RELATÓRIO PARA AUDIÊNCIA
apresentado no processo 0-120/88 ( *1 )
I — Factos e tramitação processual
1. Enquadramento jurídico
a) Direito comunitário aplicável.
O artigo 95.° do Tratado CEE dispõe, no seu primeiro parágrafo, que:
«Nenhum Estado-membro fará incidir, directa ou indirectamente, sobre os produtos dos outros Estados-membros imposições internas, qualquer que seja a sua natureza, superiores às que incidam, directa ou indirectamente, sobre produtos nacionais similares.»
Esta disposição impõe uma proibição absoluta, de efeito directo, que tem por objecto garantir a completa neutralidade das imposições internas no que respeita à concorrência entre produtos nacionais e produtos importados ( 1 ).
Além disso, a Directiva 77/388/CEE do Conselho, de 17 de Maio de 1977, relativa à harmonização das legislações dos Esatados-membros respeitantes aos impostos sobre o volume de negócios — Sistema comum do imposto sobre o valor acrescentado: matéria colectável uniforme QO L 145, p. 1; EE 09 Fl p. 54), dispõe, no seu artigo 2.°, que as importações de bens estão sujeitas a IVA, quer sejam efectuadas por um sujeito passivo quer não.
Interrogado sobre a questão de.saber se a tributação em IVA aquando da importação de um bem proveniente de um Estado-membro, entregue por um particular, era conforme ao artigo 95.° do Tratado CEE, quando o IVA não é cobrado no momento da entrega de bens entre particulares no interior do Estado-membro de importação, o Tribunal de Justiça esclareceu, no seu acórdão de 5 de Maio de 1982, Gaston Schul I (15/81, Recueil, p. 1409), que
«para apreciar a compatibilidade com as exigências do artigo 95.° da aplicação do IVA aos produtos provenientes de outro Estado-membro entregues por particulares, na medida em que a entrega de produtos similares efectuada por particulares no interior do Estado-membro de importação não é tributada, deve ter-se ainda em consideração o IVA cobrado no Estado-membro de exportação.
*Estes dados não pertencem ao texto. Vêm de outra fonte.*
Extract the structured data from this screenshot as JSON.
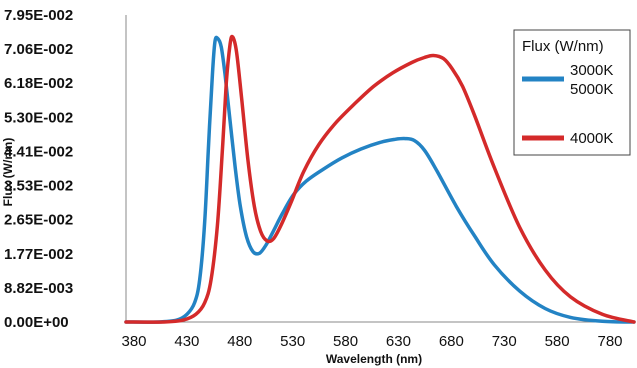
{
  "chart_data": {
    "type": "line",
    "xlabel": "Wavelength (nm)",
    "ylabel": "Flux (W/nm)",
    "y_ticks": [
      "0.00E+00",
      "8.82E-003",
      "1.77E-002",
      "2.65E-002",
      "3.53E-002",
      "4.41E-002",
      "5.30E-002",
      "6.18E-002",
      "7.06E-002",
      "7.95E-002"
    ],
    "x_ticks": [
      "380",
      "430",
      "480",
      "530",
      "580",
      "630",
      "680",
      "730",
      "580",
      "780"
    ],
    "ylim": [
      0,
      0.0795
    ],
    "xlim": [
      380,
      780
    ],
    "grid": false,
    "legend": {
      "title": "Flux (W/nm)",
      "position": "top-right",
      "entries": [
        {
          "labels": [
            "3000K",
            "5000K"
          ],
          "color": "#2383c4"
        },
        {
          "labels": [
            "4000K"
          ],
          "color": "#d42a2a"
        }
      ]
    },
    "series": [
      {
        "color": "#2383c4",
        "x": [
          380,
          405,
          420,
          428,
          434,
          438,
          442,
          445,
          448,
          450,
          452,
          455,
          458,
          462,
          466,
          470,
          475,
          480,
          485,
          490,
          496,
          503,
          512,
          522,
          535,
          550,
          565,
          580,
          592,
          600,
          607,
          615,
          625,
          640,
          655,
          670,
          690,
          710,
          730,
          755,
          780
        ],
        "y": [
          0.0,
          0.0,
          0.0005,
          0.002,
          0.005,
          0.011,
          0.026,
          0.046,
          0.064,
          0.0725,
          0.0735,
          0.0712,
          0.064,
          0.052,
          0.04,
          0.03,
          0.022,
          0.0182,
          0.0178,
          0.0198,
          0.0235,
          0.028,
          0.033,
          0.0365,
          0.0395,
          0.0425,
          0.0448,
          0.0465,
          0.0473,
          0.0475,
          0.047,
          0.0445,
          0.039,
          0.03,
          0.022,
          0.0148,
          0.008,
          0.0035,
          0.0012,
          0.0002,
          0.0
        ]
      },
      {
        "color": "#d42a2a",
        "x": [
          380,
          410,
          425,
          435,
          442,
          447,
          452,
          456,
          459,
          462,
          464,
          467,
          471,
          476,
          481,
          486,
          491,
          496,
          502,
          510,
          520,
          532,
          545,
          560,
          575,
          590,
          605,
          615,
          622,
          630,
          637,
          645,
          655,
          670,
          690,
          710,
          730,
          755,
          780
        ],
        "y": [
          0.0,
          0.0,
          0.0005,
          0.002,
          0.005,
          0.011,
          0.025,
          0.045,
          0.062,
          0.072,
          0.0738,
          0.07,
          0.058,
          0.042,
          0.03,
          0.0235,
          0.021,
          0.0215,
          0.025,
          0.031,
          0.039,
          0.046,
          0.0515,
          0.0565,
          0.061,
          0.0645,
          0.0672,
          0.0685,
          0.069,
          0.0682,
          0.0655,
          0.061,
          0.053,
          0.04,
          0.0245,
          0.0135,
          0.0065,
          0.002,
          0.0
        ]
      }
    ]
  }
}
Portanto, na medida em que tal produto importado entregue por um particular, e que não pode legalmente ser desagravado no momento da exportação, se mantém efectivamente onerado, no momento da sua importação, por uma parte do IVA pago no Estado-membro de exportação, o montante do IVA exigível aquando da importação deve ser diminuído da parte residual do IVA do Estado-membro de exportação que está ainda incorporada no valor do produto no momento da exportação. O montante que assim deve ser diminuído não pode, no entanto, ser superior ao montante do IVA efectivamente pago no Estado-membro de exportação»? ( *2 )
Tratando-se, nestas condições, de determinar o montante do IVA devido aquando da importação, o Tribunal de Justiça declarou, no seu acórdão de 21 de Maio de 1985, Gaston Schul II (47/84, Recueil, p. 1491), que:
«O IVA cobrado por um Estado-membro aquando da importação, proveniente de outro Estado-membro, de um produto entregue por quem não é sujeito passivo, quando este imposto não é cobrado aquando da entrega, por um particular, de produtos similares no interior do Estado-membro de importação, deve ser calculado tendo em conta o montante do IVA pago no Estado-membro de exportação que ainda esteja incorporado no valor do produto no momento da sua importação, de maneira que esse montante não faça parte da matéria colectável e seja, além disso, deduzido do IVA devido na importação.»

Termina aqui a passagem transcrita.